Among those indicted includes CEO Moon Hak-sun, who has been suspended since April. A total of 23 people including six publishers of medical books and magazines and doctors have also been charged for engaging in receiving illegal payments. The illegal activities are said to have occurred from January 2011 until earlier this year. This is according to the Seoul Western District Prosecutors’ Office that raided Novartis’s offices in February looking for evidence that the drug maker had paid bribes.

South Korean health regulators and prosecutors have been cracking down on domestic and foreign firms paying rebates on drug sales since they passed a drug anti-rebate law back in 2013. Novartis executives have rejected the charges, while the main company noted that it does not tolerate misconduct and is already implementing a redemption plan in Korea based on the findings of their investigation.

Novartis has been facing hard times in relation to sales in Asia in the past year.
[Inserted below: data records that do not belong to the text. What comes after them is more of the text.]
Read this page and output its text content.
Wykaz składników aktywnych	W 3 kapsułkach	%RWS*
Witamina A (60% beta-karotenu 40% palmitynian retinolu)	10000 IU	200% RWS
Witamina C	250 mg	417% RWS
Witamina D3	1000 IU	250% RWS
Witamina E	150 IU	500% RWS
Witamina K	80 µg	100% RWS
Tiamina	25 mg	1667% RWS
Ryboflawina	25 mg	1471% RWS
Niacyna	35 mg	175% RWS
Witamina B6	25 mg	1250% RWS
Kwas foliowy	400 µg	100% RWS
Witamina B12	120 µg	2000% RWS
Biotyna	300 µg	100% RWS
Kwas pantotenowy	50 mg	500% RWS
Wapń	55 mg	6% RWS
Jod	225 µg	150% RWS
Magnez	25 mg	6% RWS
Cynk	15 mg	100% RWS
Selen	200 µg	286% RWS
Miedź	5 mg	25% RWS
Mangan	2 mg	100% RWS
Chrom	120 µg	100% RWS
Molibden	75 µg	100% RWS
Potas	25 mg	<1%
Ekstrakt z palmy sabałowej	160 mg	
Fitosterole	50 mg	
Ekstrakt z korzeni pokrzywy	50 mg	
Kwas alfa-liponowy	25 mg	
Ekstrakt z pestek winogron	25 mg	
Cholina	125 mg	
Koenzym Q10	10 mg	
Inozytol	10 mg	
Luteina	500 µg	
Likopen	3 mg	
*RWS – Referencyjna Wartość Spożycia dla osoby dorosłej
In March, the Swiss drug maker agreed to pay $25 million with the purpose of settling a Securities and Exchange Commission (SEC) Investigation into bribery allegations in China. Novartis employees at two Chinese subsidiaries gave money gifts, vacation and entertainment among other things to health care professionals between 2009 and 2010. That same month, an anonymous source accused Novartis of paying bribes in Turkey by use of a consulting firm to boost the use of its medicines.